Now I'll turn it back over to the operator, so we can head into quality -- to our Q&A sessions.
Operator
(Operator Instructions) Our first question will come from Richard Close of Canaccord Genuity.
Richard Collamer Close - MD & Senior Analyst
I just want to clarify on the workforce implied or the change in guidance there, so that's solely related to not selling the license software, the old products, and it's just on the scheduling side?
Robert A. Frist - Co-Founder, Chairman of the Board & CEO
It is coming from the scheduling side and the biggest characterization or one of the elements would be that there was also, as we mentioned in the prior quarter, a little bit of churn in the legacy software business, which we're trying to convert to the SaaS business.

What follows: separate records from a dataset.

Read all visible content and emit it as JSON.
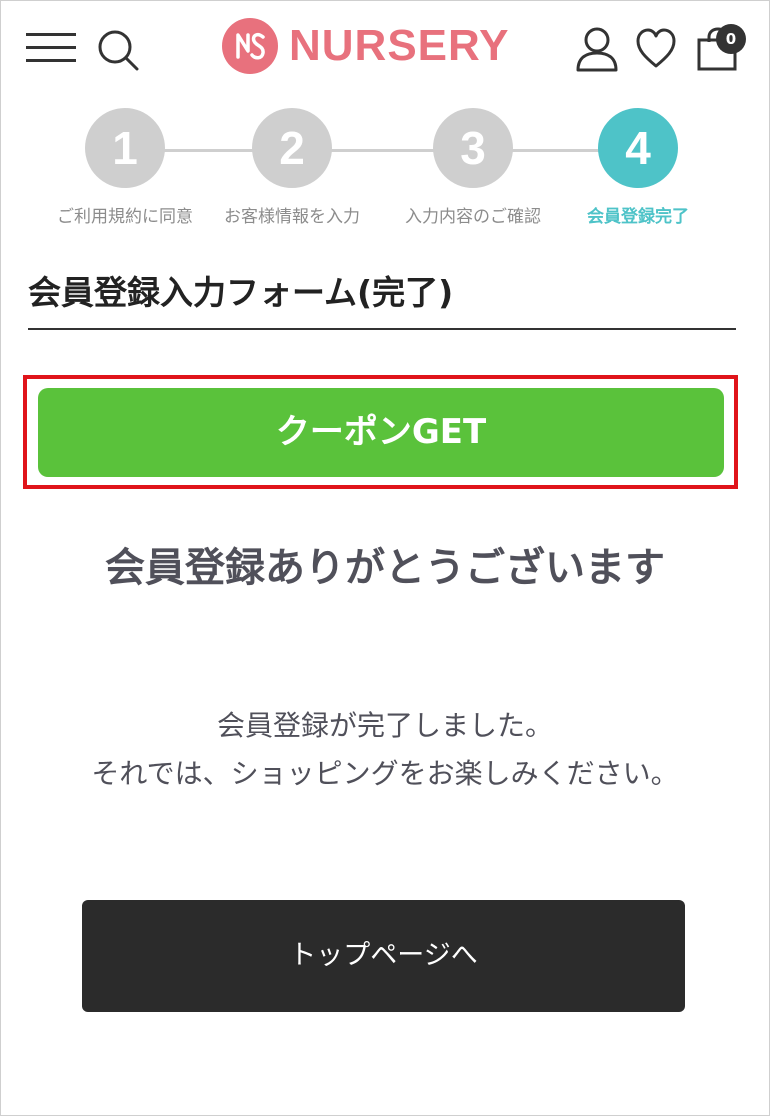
{
  "header": {
    "logo_text": "NURSERY",
    "brand_color": "#e8717d",
    "icons": [
      "menu-icon",
      "search-icon",
      "user-icon",
      "heart-icon",
      "cart-icon"
    ],
    "cart_count": "0"
  },
  "stepper": {
    "steps": [
      {
        "number": "1",
        "label": "ご利用規約に同意",
        "active": false
      },
      {
        "number": "2",
        "label": "お客様情報を入力",
        "active": false
      },
      {
        "number": "3",
        "label": "入力内容のご確認",
        "active": false
      },
      {
        "number": "4",
        "label": "会員登録完了",
        "active": true
      }
    ],
    "active_color": "#4ec3c8",
    "inactive_color": "#cfcfcf"
  },
  "form_title": "会員登録入力フォーム(完了)",
  "coupon": {
    "label": "クーポンGET",
    "color": "#5ac23b",
    "highlight_color": "#e0141a"
  },
  "thanks_heading": "会員登録ありがとうございます",
  "message": {
    "line1": "会員登録が完了しました。",
    "line2": "それでは、ショッピングをお楽しみください。"
  },
  "top_button": {
    "label": "トップページへ"
  }
}
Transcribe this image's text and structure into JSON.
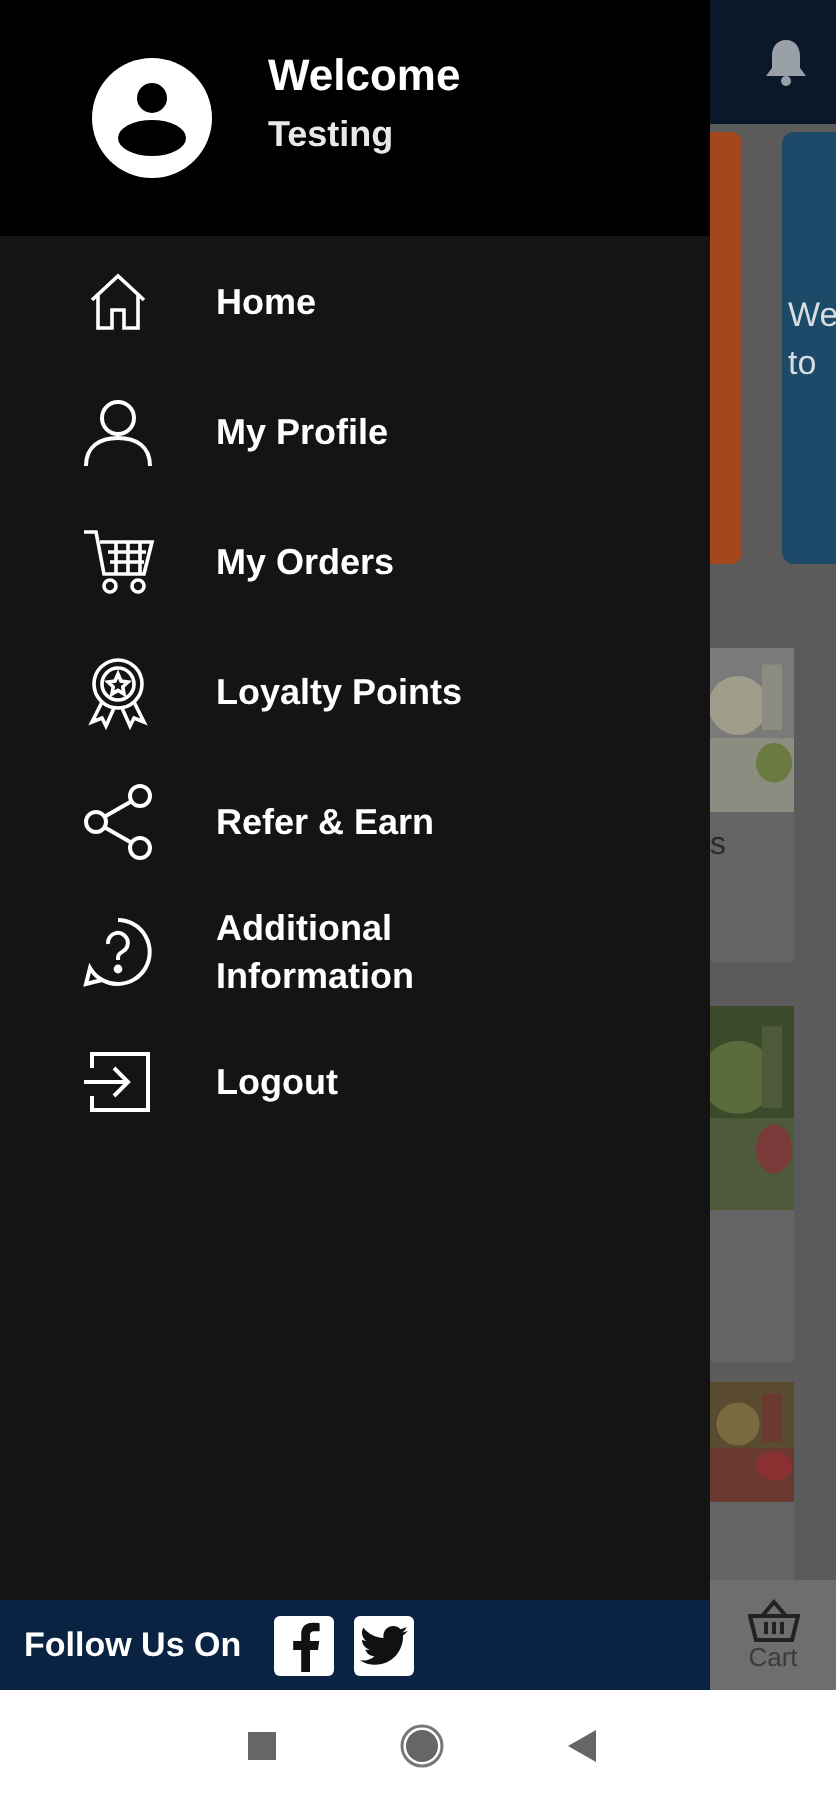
{
  "drawer": {
    "header": {
      "title": "Welcome",
      "subtitle": "Testing"
    },
    "menu": [
      {
        "kind": "home",
        "label": "Home"
      },
      {
        "kind": "profile",
        "label": "My Profile"
      },
      {
        "kind": "orders",
        "label": "My Orders"
      },
      {
        "kind": "loyalty",
        "label": "Loyalty Points"
      },
      {
        "kind": "share",
        "label": "Refer & Earn"
      },
      {
        "kind": "help",
        "label": "Additional Information"
      },
      {
        "kind": "logout",
        "label": "Logout"
      }
    ],
    "footer": {
      "label": "Follow Us On",
      "socials": [
        {
          "kind": "facebook"
        },
        {
          "kind": "twitter"
        }
      ]
    }
  },
  "background_app": {
    "banner_text": [
      "We",
      "to"
    ],
    "card_caption": "s",
    "bottom_nav": [
      {
        "label": "Cart"
      }
    ]
  }
}
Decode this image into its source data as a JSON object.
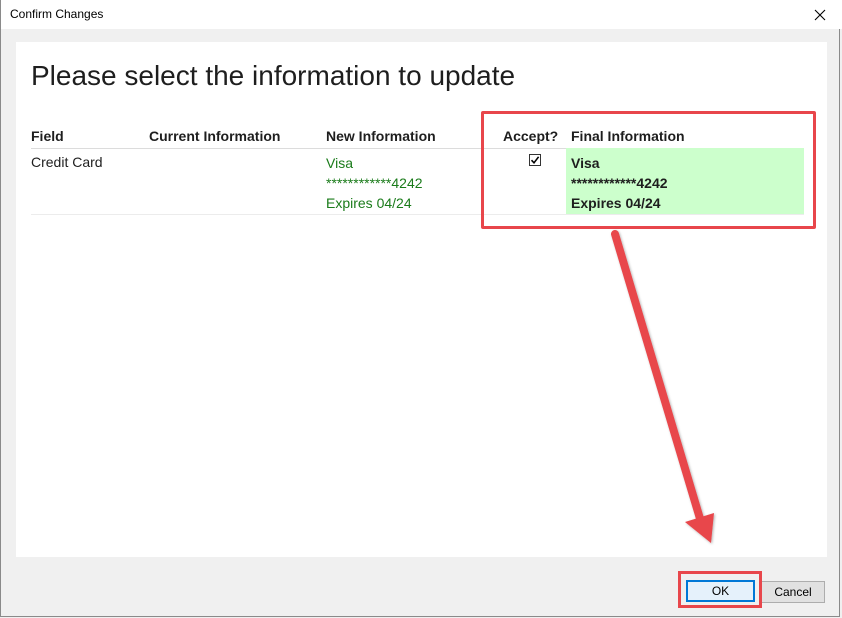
{
  "window": {
    "title": "Confirm Changes",
    "close_icon": "close-icon"
  },
  "heading": "Please select the information to update",
  "table": {
    "headers": {
      "field": "Field",
      "current": "Current Information",
      "new": "New Information",
      "accept": "Accept?",
      "final": "Final Information"
    },
    "rows": [
      {
        "field": "Credit Card",
        "current": "",
        "new_lines": [
          "Visa",
          "************4242",
          "Expires 04/24"
        ],
        "accepted": true,
        "final_lines": [
          "Visa",
          "************4242",
          "Expires 04/24"
        ]
      }
    ]
  },
  "buttons": {
    "ok": "OK",
    "cancel": "Cancel"
  },
  "colors": {
    "new_info_text": "#1a7b1a",
    "final_info_bg": "#ccffcc",
    "annotation_red": "#e8464b",
    "ok_border": "#0078d7"
  }
}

So I'd say it's just, in general, a few variables in our projections for the scheduling business.
Richard Collamer Close - MD & Senior Analyst
Okay. And then on the Provider Solutions or the credentialing product, I guess, we should call it. With respect to the growth that's at like 2% to 3%. I think if you look at the third quarter, the implied guidance is down 1% year-over-year to up 3%. And I know you hit on this with the implementations. But what do you think the long-term growth rate is in the credentialing business?
Robert A. Frist - Co-Founder, Chairman of the Board & CEO
Well, we've tried to provide these objectives to try to get at that answer kind of universally across our application sets, the puts and calls, as you will. And we provided the objectives which should inform our planning process and, therefore, kind of each of these application suites is what our goals are. It would be to grow 5% to 7% organically, and that's all the ins and outs. So for each of the businesses, some at different maturities that have a little more churn, some are high growth but have implementation backlogs. So in each -- and then in the scheduling business, we're very new to that whole process of both retaining the legacy customers and introducing the SaaS subscription model and migrating customers.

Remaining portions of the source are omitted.